ICIMOD has been advocating for biodiversity conservation and its sustainable management in the HKH region for decades now. Through various conservation and development programmes, including transboundary landscape conservation and development initiatives, adaptation to change, and river basins programmes, it has been an important vehicle for promoting biodiversity conservation for sustainable livelihoods and more equitable natural resource governance in the region. Activities under the programmes encourage adoption of conservation linked livelihood options that enable participatory conservation at the landscape level together with integrated regional socio-economic development.
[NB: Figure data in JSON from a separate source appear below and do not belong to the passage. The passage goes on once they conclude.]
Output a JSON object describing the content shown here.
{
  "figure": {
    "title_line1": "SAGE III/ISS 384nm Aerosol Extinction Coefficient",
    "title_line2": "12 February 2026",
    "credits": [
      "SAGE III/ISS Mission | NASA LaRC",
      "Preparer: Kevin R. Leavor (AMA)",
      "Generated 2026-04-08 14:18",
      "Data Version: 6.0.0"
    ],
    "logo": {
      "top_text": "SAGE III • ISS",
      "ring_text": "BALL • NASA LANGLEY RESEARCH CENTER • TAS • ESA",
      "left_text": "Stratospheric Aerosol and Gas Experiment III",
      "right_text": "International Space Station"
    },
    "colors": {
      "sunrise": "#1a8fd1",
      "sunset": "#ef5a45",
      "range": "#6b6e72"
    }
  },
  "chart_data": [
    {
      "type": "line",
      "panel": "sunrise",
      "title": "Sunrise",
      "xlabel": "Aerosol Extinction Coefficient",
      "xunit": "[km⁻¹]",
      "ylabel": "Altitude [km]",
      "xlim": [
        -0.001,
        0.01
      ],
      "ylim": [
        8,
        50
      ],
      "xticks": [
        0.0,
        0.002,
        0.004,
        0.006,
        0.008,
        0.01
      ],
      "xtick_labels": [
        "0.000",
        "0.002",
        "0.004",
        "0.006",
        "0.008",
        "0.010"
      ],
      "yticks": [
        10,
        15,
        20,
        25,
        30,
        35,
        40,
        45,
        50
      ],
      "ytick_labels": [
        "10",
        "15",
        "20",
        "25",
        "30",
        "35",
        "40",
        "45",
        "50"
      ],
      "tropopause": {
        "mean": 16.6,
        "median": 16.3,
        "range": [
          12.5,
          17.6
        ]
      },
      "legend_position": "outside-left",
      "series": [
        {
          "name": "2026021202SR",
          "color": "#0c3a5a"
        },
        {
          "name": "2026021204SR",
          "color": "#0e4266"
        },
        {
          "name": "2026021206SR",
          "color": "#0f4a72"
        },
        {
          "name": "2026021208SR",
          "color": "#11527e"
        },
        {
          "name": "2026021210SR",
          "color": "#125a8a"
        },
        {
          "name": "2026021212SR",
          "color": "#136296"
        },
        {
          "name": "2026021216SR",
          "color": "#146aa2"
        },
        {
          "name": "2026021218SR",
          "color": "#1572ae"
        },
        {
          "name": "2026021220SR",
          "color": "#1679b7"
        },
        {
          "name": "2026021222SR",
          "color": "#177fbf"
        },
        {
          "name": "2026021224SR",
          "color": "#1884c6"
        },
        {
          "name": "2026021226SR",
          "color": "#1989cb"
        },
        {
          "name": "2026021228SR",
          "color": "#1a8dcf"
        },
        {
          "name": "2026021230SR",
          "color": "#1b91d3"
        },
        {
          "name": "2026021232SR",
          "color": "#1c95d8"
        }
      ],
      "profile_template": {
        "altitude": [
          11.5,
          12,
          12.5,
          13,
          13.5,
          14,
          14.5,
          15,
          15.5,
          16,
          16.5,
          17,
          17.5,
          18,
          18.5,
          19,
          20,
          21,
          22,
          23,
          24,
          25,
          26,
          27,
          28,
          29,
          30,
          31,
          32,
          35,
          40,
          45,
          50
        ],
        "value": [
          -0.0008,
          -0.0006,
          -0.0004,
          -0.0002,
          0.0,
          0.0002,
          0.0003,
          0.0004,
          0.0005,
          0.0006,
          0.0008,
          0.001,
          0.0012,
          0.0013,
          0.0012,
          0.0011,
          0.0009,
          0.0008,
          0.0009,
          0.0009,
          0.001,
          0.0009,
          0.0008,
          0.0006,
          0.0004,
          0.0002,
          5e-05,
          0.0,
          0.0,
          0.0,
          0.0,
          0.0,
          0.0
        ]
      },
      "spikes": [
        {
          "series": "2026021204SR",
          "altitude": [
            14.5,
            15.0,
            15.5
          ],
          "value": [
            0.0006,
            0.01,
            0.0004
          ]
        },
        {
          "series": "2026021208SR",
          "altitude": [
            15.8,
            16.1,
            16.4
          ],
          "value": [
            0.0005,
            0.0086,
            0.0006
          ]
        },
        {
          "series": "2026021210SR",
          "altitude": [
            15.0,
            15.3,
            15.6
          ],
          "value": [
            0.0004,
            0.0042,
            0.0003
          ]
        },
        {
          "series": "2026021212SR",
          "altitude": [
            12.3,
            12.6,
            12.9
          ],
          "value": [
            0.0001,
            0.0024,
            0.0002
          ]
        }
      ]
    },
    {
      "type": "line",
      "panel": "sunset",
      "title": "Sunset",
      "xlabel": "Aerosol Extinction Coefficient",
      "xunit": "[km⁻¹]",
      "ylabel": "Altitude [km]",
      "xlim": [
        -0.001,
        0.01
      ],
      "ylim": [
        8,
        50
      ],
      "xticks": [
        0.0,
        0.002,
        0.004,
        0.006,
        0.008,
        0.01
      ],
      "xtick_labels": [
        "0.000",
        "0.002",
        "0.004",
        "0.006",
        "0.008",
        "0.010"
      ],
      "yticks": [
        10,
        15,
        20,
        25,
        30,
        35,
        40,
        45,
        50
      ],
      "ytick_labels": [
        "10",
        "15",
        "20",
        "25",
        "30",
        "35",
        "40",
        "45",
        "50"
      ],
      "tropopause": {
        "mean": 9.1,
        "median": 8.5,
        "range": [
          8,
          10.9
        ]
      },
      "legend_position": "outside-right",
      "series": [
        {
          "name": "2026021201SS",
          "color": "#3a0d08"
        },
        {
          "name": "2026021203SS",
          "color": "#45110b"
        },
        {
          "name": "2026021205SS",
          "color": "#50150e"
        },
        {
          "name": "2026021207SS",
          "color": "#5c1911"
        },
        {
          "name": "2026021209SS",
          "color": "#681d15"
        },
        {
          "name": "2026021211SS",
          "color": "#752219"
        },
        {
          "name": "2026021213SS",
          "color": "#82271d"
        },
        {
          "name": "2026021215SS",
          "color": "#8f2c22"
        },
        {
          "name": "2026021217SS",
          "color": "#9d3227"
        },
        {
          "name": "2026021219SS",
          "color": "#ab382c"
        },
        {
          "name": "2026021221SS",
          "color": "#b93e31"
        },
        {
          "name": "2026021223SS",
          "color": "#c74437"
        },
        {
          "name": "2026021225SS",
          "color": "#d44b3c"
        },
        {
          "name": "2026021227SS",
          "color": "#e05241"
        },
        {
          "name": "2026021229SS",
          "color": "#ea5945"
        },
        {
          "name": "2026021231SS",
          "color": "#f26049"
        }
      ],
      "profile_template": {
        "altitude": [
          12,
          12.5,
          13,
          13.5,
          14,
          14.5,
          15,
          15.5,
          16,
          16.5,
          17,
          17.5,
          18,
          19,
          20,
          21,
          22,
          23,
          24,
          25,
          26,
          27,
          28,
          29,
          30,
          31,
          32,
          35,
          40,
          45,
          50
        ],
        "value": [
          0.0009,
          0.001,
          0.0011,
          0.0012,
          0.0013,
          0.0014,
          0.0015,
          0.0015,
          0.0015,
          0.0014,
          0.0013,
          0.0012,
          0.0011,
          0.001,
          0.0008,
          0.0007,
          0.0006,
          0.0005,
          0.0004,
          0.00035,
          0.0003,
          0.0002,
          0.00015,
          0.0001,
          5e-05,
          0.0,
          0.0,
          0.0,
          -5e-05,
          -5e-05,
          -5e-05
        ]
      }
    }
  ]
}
For example, community-linked conservation activities based on the available biodiversity by enhancing agroforestry, organic farming, beekeeping, and medicinal and aromatic plant cultivation which on one hand minimize pressure on natural resources and on the other hand provide opportunities for economic development. 

As a regional intergovernmental organization dedicated to conservation and sustainable development in the HKH, ICIMOD is committed to playing a crucial role in addressing challenges in biodiversity conservation in the Himalayas and leveraging emerging opportunities to benefit the people of the region. We are committed to generating knowledge to improve our understanding and designing, customizing, and promoting conservation based livelihood improvement approaches, and ensuring that the information is put to use by people, policy makers and practitioners. 

On the occasion on 2016 International Day for Biological Diversity, we would like to urge people in the HKH region to play their part in conserving the biodiversity in the mountains as we have all shared the benefits that the biodiversity and its ecosystem services provide for our wellbeing. The global community should join hands with mountain people in their efforts. Let’s make collaborative efforts at the local, regional, and global levels to ensure that the wellbeing of local communities is protected and the rich biodiversity of the region is conserved for generations to come.

With best wishes on the International Day of Biological Diversity.